La population de La Tuque vaque à ses occupations. Les policiers patrouillent, la belle Alice, la jeune médecin légiste, arrivée pour un stage, cause un certain remous sur son passage. Même Edmond n’est pas indifférent. Pas de quoi impressionner Fernande Pouliot, l’infirmière qui pourrait en remontrer aux plus grands spécialistes.
Un accident de la route, un véritable carnage, la découverte d’une certaine quantité de drogues dans l’auto de Gérard Doucet, un citoyen au-dessus de tout soupçon. La Sûreté du Québec mène une opération partout en province pour démanteler un réseau de trafiquants. Nous avons l’habitude depuis quelques années. Trois Gallons, le frère du policier Harold Michaud est la victime toute désignée. Il rêvait de porter la veste de cuir des motards et a découvert très tôt qu’il aimait faire souffrir les gens. L’enquête traîne, le verglas fige tout le pays et peut-être aussi les cerveaux. On s’en souvient. Une étrange anémie frappe plusieurs jeunes. Qu’est-ce qui se passe ?
Des moments très beaux, tendres même, une poésie toute simple m’a retenu. On dirait ces relais le long de la route où nous pouvons nous arrêter pour respirer, regarder, être bien dans tout son corps.

Edmond éteignit la télé et se rendit à la fenêtre. La neige avait cessé d’imiter les lignes d’un cahier. Elle tombait debout en chancelant. Il supposa que la vie comme la neige ne passait pas en ligne droite. Elle ne venait pas de l’arrière et n’allait pas de l’avant. La vie descendait, même en tournant en rond, et disparaissait. Il se décolla de la vitre, fit sa ronde de pompier et se coucha. (p.93)
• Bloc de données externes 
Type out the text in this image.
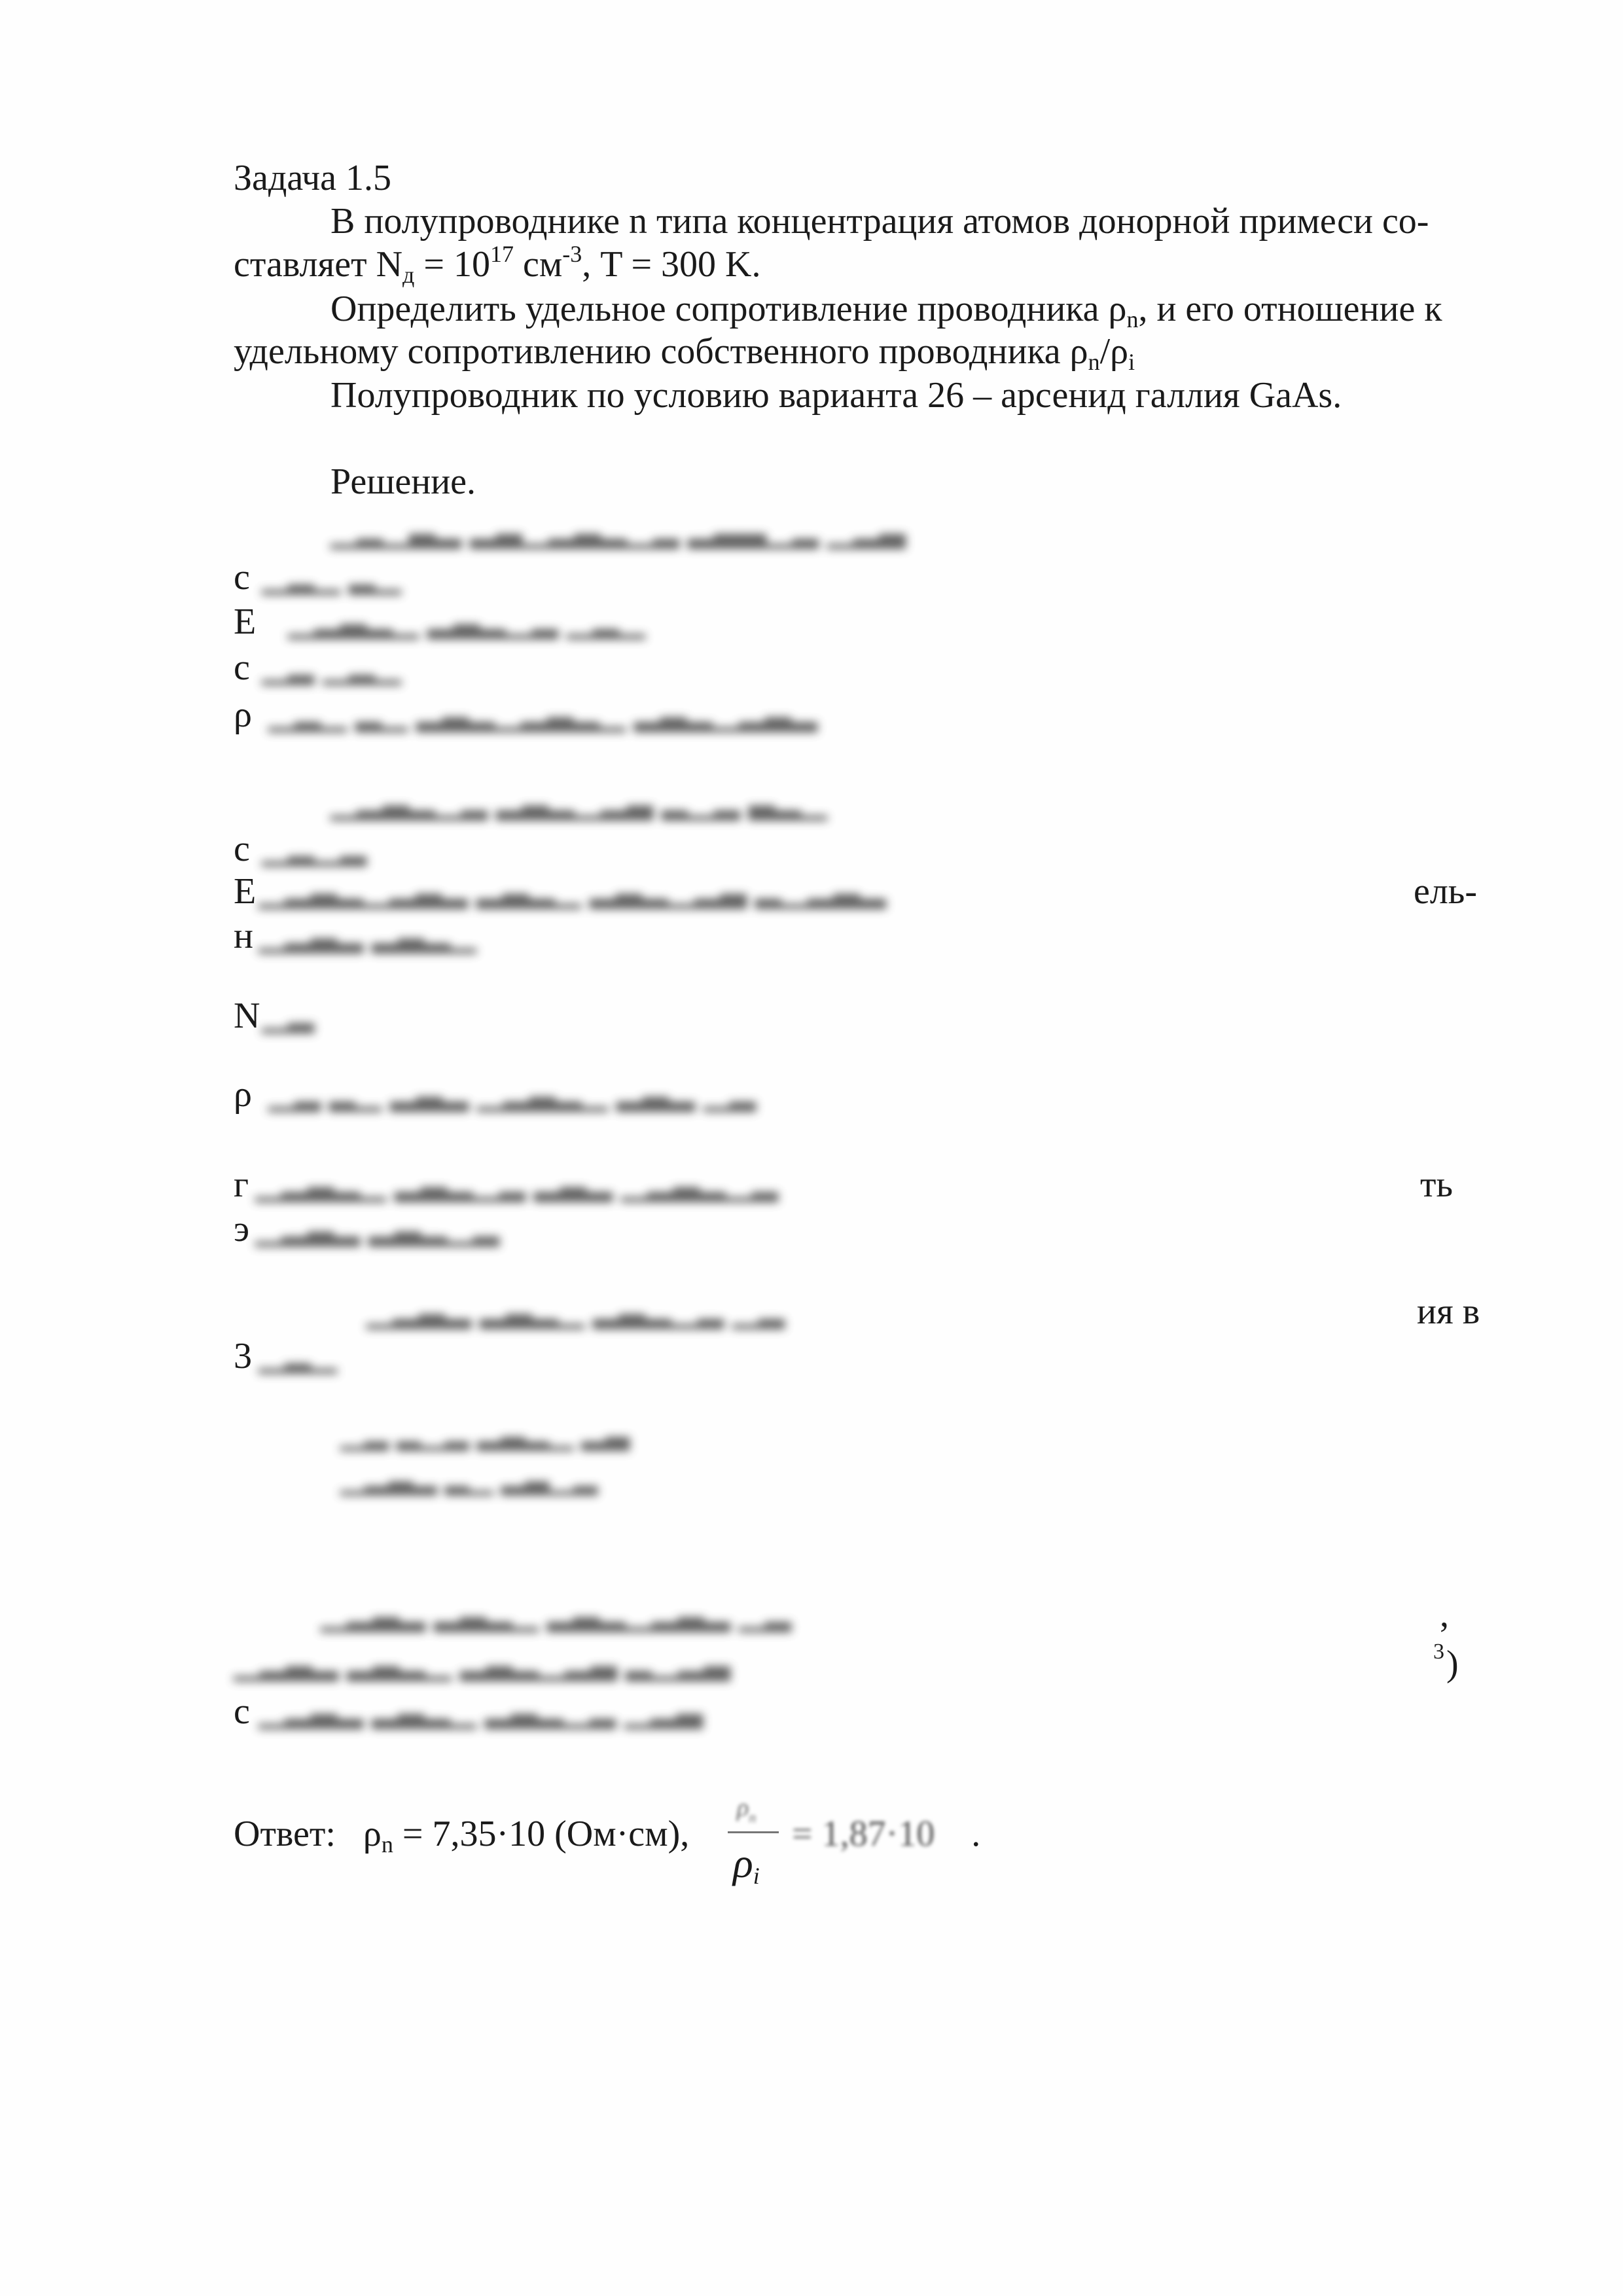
Задача 1.5
В полупроводнике n типа концентрация атомов донорной примеси со-
ставляет $N_д = 10^{17}$ $см^{-3}$, T = 300 K.
Определить удельное сопротивление проводника $\rho_n$, и его отношение к
удельному сопротивлению собственного проводника $\rho_n/\rho_i$
Полупроводник по условию варианта 26 – арсенид галлия GaAs.
Решение.
▁▂▁▃▂ ▂▃▁▂▃▂▁▂ ▂▃▃▁▂ ▁▂▃
с ▁▂▁ ▂▁
Е ▁▂▃▂▁ ▂▃▂▁▂ ▁▂▁
с ▁▂ ▁▂▁
ρ ▁▂▁ ▂▁ ▂▃▂▁▂▃▂▁ ▂▃▂▁▂▃▂
▁▂▃▂▁▂ ▂▃▂▁▂▃ ▂▁▂ ▃▂▁
с ▁▂▁▂
Е ▁▂▃▂▁▂▃▂ ▂▃▂▁ ▂▃▂▁▂▃ ▂▁▂▃▂	ель-
н ▁▂▃▂ ▂▃▂▁
N ▁▂
ρ ▁▂ ▂▁ ▂▃▂ ▁▂▃▂▁ ▂▃▂ ▁▂
г ▁▂▃▂▁ ▂▃▂▁▂ ▂▃▂ ▁▂▃▂▁▂	ть
э ▁▂▃▂ ▂▃▂▁▂
▁▂▃▂ ▂▃▂▁ ▂▃▂▁▂ ▁▂	ия в
3 ▁▂▁
▁▂ ▂▁▂ ▂▃▂▁ ▂▃
▁▂▃▂ ▂▁ ▂▃▁▂
▁▂▃▂ ▂▃▂▁ ▂▃▂▁▂▃▂ ▁▂	,
▁▂▃▂ ▂▃▂▁ ▂▃▂▁▂▃ ▂▁▂▃	3 )
с ▁▂▃▂ ▂▃▂▁ ▂▃▂▁▂ ▁▂▃
Ответ: $\rho_n = 7,35\cdot 10$ (Ом·см),
$\rho_n$
$\rho_i$
= 1,87·10 .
Tante Nini en a assez de vivre sur le plancher. On peut parler de suicide assisté. Ti-Bi déménage et délaisse son cousin. Il n’en a plus que pour son nouveau piano. Edmond est retrouvé mort dans le bain, vêtu d’un gros manteau de fourrure. Qui a tué le nain ? Trois Gallons ? Il est le coupable désigné. Et que racontent ces fameux cahiers à trois trous que l’on a trouvés chez le nain ? Des messages codés, une liste de transactions douteuses. Nous voilà à chercher partout, dans des histoires d’amour, des vengeances, des dépendances, des obsessions qui sont le lot de tout le monde.

Souffle

J’ai lu ce roman d’un souffle, me perdant volontiers dans les méandres d’une histoire qui semble tourner en rond et que l’écrivaine prend plaisir à pousser dans toutes les directions. Je suis redevenu un adolescent qui découvre des personnages et s’enfarge dans une intrigue qui ne cesse de s’embrouiller. C’est un art que de raconter une histoire, de faire vivre des marginaux qui restent crédibles. Francine Brunet réussit de manière étonnante. Une fin qui vous surprend et que l’on aurait pu deviner. Les indices sont là, dissimulés un peu partout comme les traces d’un orignal dans la forêt. J’aurais fait un bien mauvais enquêteur. Le coupable n’est pas le coupable. Un peut tout le monde est peut-être responsable de cette mort étrange. Une belle manière de parler de La Tuque et de la faire entrer en littérature. Que demander de plus ? Une histoire solide, des personnages fascinants, une écriture tout près de l’oralité, particulièrement efficace et qui trouve des accents poétiques qui sont de véritables petits bonheurs.

Le nain de Francine Brunet est paru aux Éditions Stanké.